After several failures, the Republican-controlled Congress finally passes major legislation: a hugely unpopular corporate tax cut. Tennessee’s Rep. Diane Black thanks Trump “for allowing us to have you as our president.” Sen. Orrin Hatch says Trump could be the “greatest president ever” and Ryan talks of “exquisite presidential leadership.”
GOP Reps. Mark Meadows and Jim Jordan, frustrated that Deputy AG Rod Rosenstein won’t share details about the Mueller investigation, move to impeach the Trump appointee for “high crimes and misdemeanors.”
The president is directly implicated in a criminal conspiracy to influence an election. Says Senate Majority Leader Mitch McConnell: “I don’t have any observations about that.”
Senator Lindsey Graham, who in 2015 called Trump “the Islamic State’s man of the year,” gushes that Trump has done “a hell of a job destroying the caliphate.” Graham also vows to investigate whether the DOJ and FBI had plotted “an administrative coup” to remove Trump from the presidency.

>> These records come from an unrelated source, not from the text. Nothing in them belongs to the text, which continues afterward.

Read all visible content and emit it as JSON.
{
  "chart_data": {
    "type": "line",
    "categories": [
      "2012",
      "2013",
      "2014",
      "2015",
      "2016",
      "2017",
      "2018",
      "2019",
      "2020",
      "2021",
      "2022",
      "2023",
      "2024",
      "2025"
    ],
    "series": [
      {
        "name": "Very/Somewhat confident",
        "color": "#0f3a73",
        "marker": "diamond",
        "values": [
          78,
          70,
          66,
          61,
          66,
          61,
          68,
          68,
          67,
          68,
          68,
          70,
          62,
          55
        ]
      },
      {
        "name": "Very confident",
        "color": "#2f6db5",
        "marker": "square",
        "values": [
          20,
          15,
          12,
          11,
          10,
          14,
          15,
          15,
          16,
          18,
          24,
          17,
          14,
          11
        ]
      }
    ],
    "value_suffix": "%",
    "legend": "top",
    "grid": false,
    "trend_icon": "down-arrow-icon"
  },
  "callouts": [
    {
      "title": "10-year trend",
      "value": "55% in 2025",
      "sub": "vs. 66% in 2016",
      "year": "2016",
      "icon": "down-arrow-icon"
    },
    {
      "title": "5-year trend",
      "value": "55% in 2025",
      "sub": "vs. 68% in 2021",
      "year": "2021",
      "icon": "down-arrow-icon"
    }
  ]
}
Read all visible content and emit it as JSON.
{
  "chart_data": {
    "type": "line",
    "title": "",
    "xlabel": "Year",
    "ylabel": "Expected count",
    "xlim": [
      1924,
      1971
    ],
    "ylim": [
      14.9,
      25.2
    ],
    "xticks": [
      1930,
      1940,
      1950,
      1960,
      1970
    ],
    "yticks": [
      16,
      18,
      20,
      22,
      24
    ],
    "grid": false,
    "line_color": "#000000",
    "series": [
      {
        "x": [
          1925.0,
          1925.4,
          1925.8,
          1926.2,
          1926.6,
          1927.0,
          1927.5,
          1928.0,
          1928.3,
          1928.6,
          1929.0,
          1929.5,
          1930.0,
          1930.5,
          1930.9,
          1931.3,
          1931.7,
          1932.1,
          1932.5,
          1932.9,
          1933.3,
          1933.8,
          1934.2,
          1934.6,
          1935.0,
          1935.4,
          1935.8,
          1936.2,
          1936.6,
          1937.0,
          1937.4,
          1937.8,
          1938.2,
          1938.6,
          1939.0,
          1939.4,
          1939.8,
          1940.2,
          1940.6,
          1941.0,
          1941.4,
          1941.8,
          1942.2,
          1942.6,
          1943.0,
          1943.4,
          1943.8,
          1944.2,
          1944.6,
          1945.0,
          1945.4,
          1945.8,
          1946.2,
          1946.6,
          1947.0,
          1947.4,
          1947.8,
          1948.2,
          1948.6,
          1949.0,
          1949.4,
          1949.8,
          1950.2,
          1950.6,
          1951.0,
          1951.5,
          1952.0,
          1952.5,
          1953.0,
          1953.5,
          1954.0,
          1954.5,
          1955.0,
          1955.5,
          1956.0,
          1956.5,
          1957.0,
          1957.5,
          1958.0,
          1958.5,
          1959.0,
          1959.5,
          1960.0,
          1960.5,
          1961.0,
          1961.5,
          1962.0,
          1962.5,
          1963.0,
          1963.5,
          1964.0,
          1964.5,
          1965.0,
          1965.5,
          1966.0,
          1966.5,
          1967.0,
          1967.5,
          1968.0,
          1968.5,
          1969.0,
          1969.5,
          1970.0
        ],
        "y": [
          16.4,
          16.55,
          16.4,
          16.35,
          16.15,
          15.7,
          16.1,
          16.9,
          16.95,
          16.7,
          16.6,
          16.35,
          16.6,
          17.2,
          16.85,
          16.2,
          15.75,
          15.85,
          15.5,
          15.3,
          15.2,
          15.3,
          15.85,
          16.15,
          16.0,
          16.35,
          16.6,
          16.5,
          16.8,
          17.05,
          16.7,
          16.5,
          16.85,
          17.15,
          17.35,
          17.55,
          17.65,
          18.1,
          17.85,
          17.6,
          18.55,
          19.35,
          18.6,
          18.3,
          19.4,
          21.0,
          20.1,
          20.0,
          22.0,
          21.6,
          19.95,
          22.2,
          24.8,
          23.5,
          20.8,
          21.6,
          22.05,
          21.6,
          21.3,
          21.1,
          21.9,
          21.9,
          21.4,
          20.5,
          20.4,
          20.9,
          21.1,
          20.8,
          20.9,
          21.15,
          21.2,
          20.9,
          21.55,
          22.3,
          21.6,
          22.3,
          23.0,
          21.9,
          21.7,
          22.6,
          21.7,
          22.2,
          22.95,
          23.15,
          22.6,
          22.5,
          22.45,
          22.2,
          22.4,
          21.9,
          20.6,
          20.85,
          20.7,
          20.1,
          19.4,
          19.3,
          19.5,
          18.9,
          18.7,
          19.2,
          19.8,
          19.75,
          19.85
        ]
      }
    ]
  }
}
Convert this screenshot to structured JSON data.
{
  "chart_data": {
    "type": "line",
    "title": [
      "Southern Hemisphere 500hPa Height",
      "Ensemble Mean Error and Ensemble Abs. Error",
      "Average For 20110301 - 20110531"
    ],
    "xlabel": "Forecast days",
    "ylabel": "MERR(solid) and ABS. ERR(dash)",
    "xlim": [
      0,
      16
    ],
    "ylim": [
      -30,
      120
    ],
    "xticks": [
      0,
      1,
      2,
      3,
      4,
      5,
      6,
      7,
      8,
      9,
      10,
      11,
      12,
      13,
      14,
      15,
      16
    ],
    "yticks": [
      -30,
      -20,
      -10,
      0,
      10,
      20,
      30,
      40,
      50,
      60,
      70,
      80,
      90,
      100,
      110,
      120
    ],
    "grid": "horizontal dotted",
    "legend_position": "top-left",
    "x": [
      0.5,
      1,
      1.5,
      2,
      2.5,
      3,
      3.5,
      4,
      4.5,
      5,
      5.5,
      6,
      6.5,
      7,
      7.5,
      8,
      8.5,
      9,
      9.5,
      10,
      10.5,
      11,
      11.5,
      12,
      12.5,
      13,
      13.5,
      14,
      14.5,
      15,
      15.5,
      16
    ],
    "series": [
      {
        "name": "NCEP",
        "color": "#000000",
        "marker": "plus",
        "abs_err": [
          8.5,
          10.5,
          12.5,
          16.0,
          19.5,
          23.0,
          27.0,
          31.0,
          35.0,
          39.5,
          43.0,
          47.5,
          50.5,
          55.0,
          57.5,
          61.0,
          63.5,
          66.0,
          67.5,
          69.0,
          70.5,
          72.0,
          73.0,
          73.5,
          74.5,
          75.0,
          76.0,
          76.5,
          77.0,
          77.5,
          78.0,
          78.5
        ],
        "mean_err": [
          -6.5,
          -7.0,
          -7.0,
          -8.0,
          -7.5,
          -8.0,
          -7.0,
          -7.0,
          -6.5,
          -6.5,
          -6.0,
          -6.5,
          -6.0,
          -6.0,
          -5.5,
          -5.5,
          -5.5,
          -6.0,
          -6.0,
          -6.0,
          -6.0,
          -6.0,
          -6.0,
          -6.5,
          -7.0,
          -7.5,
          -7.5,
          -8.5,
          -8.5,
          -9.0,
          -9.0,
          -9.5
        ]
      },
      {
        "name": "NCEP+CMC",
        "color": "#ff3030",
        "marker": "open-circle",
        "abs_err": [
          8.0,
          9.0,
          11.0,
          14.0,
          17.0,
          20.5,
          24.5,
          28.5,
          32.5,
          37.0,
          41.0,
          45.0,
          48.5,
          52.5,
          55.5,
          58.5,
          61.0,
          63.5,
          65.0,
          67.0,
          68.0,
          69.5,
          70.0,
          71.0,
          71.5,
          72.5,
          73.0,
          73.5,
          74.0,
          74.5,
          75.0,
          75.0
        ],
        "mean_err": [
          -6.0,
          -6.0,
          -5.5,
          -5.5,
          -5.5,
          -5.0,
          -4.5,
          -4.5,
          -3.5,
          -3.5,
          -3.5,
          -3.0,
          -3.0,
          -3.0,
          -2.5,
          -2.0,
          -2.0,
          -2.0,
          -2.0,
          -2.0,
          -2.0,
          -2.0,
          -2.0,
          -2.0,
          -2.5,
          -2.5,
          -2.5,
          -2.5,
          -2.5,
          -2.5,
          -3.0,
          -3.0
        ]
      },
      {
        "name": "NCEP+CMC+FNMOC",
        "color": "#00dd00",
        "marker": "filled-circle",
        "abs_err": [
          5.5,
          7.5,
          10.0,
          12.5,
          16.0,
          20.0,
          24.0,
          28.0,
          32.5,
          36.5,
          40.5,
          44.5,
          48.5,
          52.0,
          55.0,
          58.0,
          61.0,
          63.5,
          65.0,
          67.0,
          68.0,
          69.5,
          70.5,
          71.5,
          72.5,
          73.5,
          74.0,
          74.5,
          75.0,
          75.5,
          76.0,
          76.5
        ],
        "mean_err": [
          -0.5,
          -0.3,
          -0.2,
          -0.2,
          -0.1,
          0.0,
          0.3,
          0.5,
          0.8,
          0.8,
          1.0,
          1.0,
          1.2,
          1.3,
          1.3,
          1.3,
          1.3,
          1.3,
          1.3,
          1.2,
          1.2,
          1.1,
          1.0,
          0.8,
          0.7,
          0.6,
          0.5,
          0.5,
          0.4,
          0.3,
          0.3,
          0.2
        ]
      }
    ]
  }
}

When Michael Cohen, Trump’s former personal attorney, lays out extraordinarily damning testimony of the president, Republicans on the House Oversight Committee do everything they can to discredit him — even posting a sign in the chamber that reads “Liar, Liar pants on fire,” with Cohen’s face on it. The nadir? Defending Trump against accusations of racism, Mark Meadows presents Exhibit A: Lynne Patton. Patton is a HUD official and, Meadows explains, also black. (Ipso, facto, etc.) “I did the same thing that you’re doing now,” Cohen warned at the hearing. “I protected Mr. Trump for 10 years…The more people that follow Mr. Trump, as I did blindly, are going to suffer the same consequences that I’m suffering.”